Modulating electronic structure of Ni2P pre-catalyst by doping trace iron for enhanced oxygen evolution reaction in alkaline

Abstract

Electrochemical water splitting for hydrogen production is of great significance in exploring sustainable energy for the upcoming low-carbon era, the discovery of electrocatalysts with high activity and inexpensive is highly important to expedite the extremely sluggish kinetics of oxygen evolution reaction (OER). Herein, an efficient OER electrocatalyst was designed by doping trace Fe into Ni 2 P via a simple structural transformation. The crystal structure and surface chemical state analysis demonstrated the introduction of Fe dopant and the successful formation of the host Ni 2 P. As-prepared Fe-Ni 2 P microspheres greatly optimized the intrinsic activity of the active site and accelerated the mass transfer rate.
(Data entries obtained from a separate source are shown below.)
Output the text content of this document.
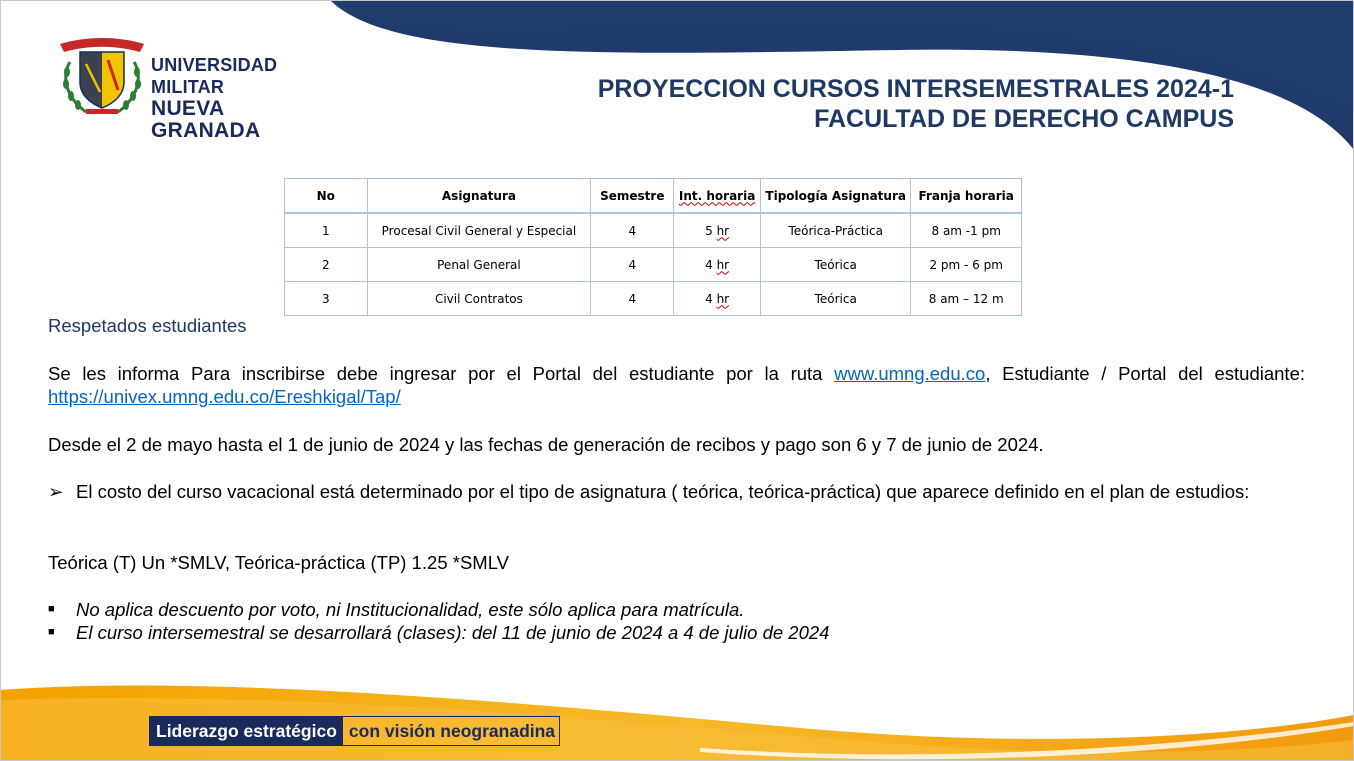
UNIVERSIDAD MILITAR
NUEVA GRANADA
PROYECCION CURSOS INTERSEMESTRALES 2024-1
FACULTAD DE DERECHO CAMPUS
No	Asignatura	Semestre	Int. horaria	Tipología Asignatura	Franja horaria
1	Procesal Civil General y Especial	4	5 hr	Teórica-Práctica	8 am -1 pm
2	Penal General	4	4 hr	Teórica	2 pm - 6 pm
3	Civil Contratos	4	4 hr	Teórica	8 am – 12 m

Respetados estudiantes

Se les informa Para inscribirse debe ingresar por el Portal del estudiante por la ruta www.umng.edu.co, Estudiante / Portal del estudiante: https://univex.umng.edu.co/Ereshkigal/Tap/

Desde el 2 de mayo hasta el 1 de junio de 2024 y las fechas de generación de recibos y pago son 6 y 7 de junio de 2024.

➢ El costo del curso vacacional está determinado por el tipo de asignatura ( teórica, teórica-práctica) que aparece definido en el plan de estudios:

Teórica (T) Un *SMLV, Teórica-práctica (TP) 1.25 *SMLV

■	No aplica descuento por voto, ni Institucionalidad, este sólo aplica para matrícula.
■	El curso intersemestral se desarrollará (clases): del 11 de junio de 2024 a 4 de julio de 2024
Liderazgo estratégico con visión neogranadina
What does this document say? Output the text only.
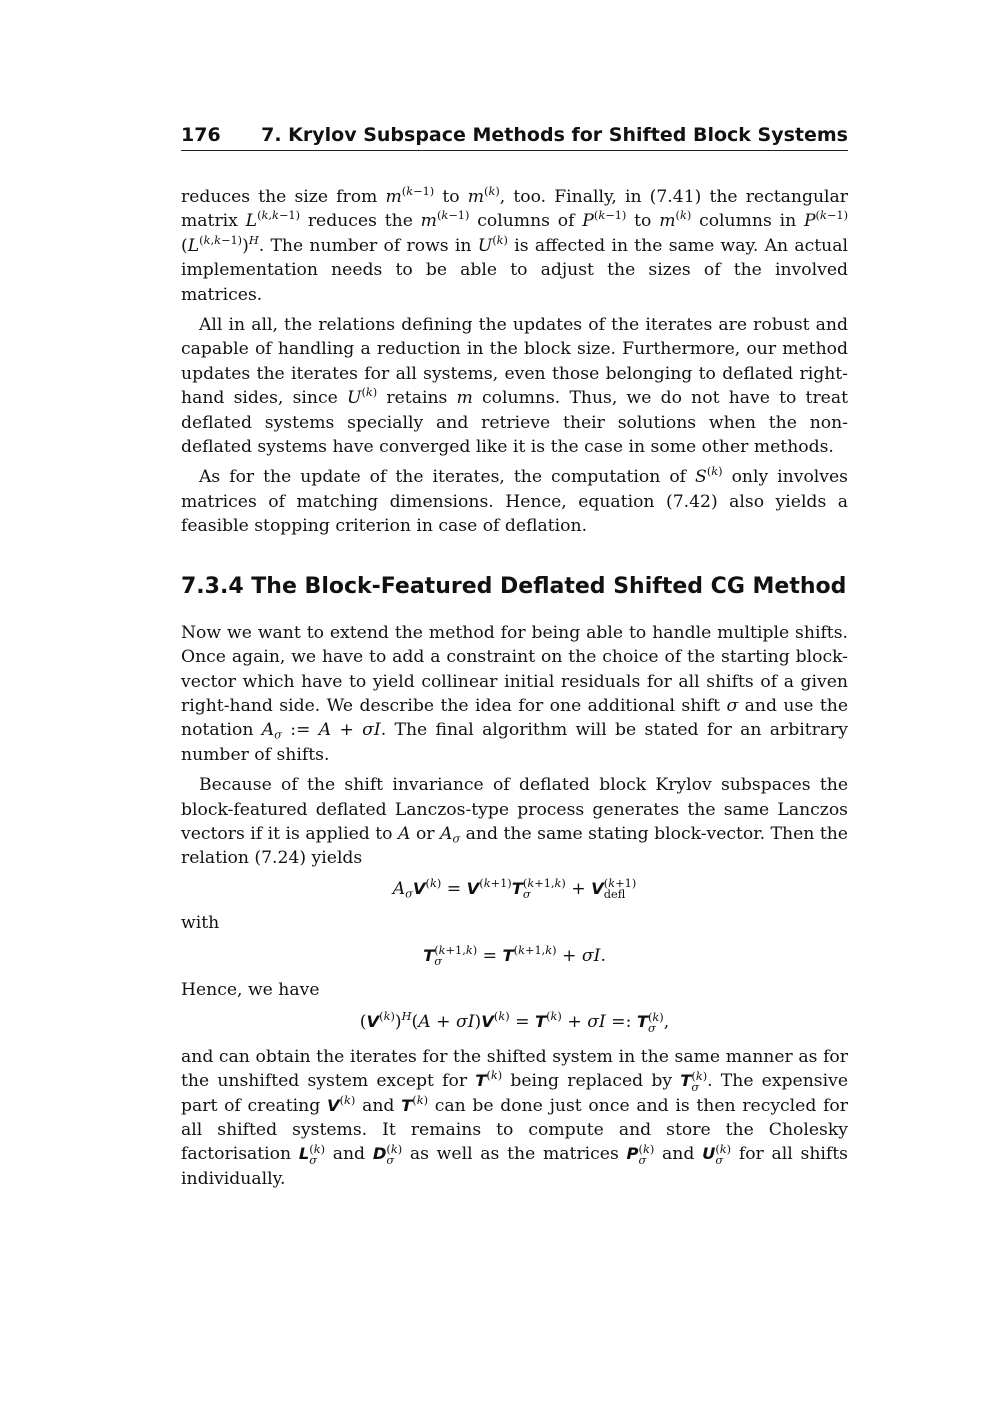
176 7. Krylov Subspace Methods for Shifted Block Systems

reduces the size from $m^{(k-1)}$ to $m^{(k)}$, too. Finally, in (7.41) the rectangular matrix $L^{(k,k-1)}$ reduces the $m^{(k-1)}$ columns of $P^{(k-1)}$ to $m^{(k)}$ columns in $P^{(k-1)}(L^{(k,k-1)})^H$. The number of rows in $U^{(k)}$ is affected in the same way. An actual implementation needs to be able to adjust the sizes of the involved matrices.

All in all, the relations defining the updates of the iterates are robust and capable of handling a reduction in the block size. Furthermore, our method updates the iterates for all systems, even those belonging to deflated right-hand sides, since $U^{(k)}$ retains m columns. Thus, we do not have to treat deflated systems specially and retrieve their solutions when the non-deflated systems have converged like it is the case in some other methods.

As for the update of the iterates, the computation of $S^{(k)}$ only involves matrices of matching dimensions. Hence, equation (7.42) also yields a feasible stopping criterion in case of deflation.

7.3.4 The Block-Featured Deflated Shifted CG Method

Now we want to extend the method for being able to handle multiple shifts. Once again, we have to add a constraint on the choice of the starting block-vector which have to yield collinear initial residuals for all shifts of a given right-hand side. We describe the idea for one additional shift σ and use the notation $A_\sigma$ := A + σI. The final algorithm will be stated for an arbitrary number of shifts.

Because of the shift invariance of deflated block Krylov subspaces the block-featured deflated Lanczos-type process generates the same Lanczos vectors if it is applied to A or $A_\sigma$ and the same stating block-vector. Then the relation (7.24) yields

$A_\sigma V^{(k)} = V^{(k+1)}T$ (k+1,k)
σ	+ V (k+1)
defl

with

T (k+1,k)
σ	= $T^{(k+1,k)} + \sigma I$.

Hence, we have

$(V^{(k)})^H(A + \sigma I)V^{(k)} = T^{(k)} + \sigma I$ =: T (k)
σ ,

and can obtain the iterates for the shifted system in the same manner as for the unshifted system except for $T^{(k)}$ being replaced by T (k)
σ . The expensive part of creating $V^{(k)}$ and $T^{(k)}$ can be done just once and is then recycled for all shifted systems. It remains to compute and store the Cholesky factorisation L (k)
σ and D (k)
σ as well as the matrices P (k)
σ and U (k)
σ for all shifts individually.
Intriguingly, the electrochemical tests certified that trace Fe doping can increase the activity of nickel phosphide more significantly. High valence state transition from Ni P bond to Ni O bond was clearly observed, suggesting the new active species can be easily formed during OER. This article provides a trace Fe doping strategy for the study of efficient electrocatalysts to improve the kinetics of OER. The mechanism diagram demonstrates electrocatalytic oxygen evolution. The structure of Ni 2 P is regulated by trace Fe doping, which ultimately significantly improves OER performance. • Trace Fe doping can promote the conversion of the active site from Ni P bond to Ni O/OH. • Trace Fe doping can increase the activity of nickel phosphide more significantly. • The synergistic effect of Fe-Ni bimetallic sites accelerates OER kinetics.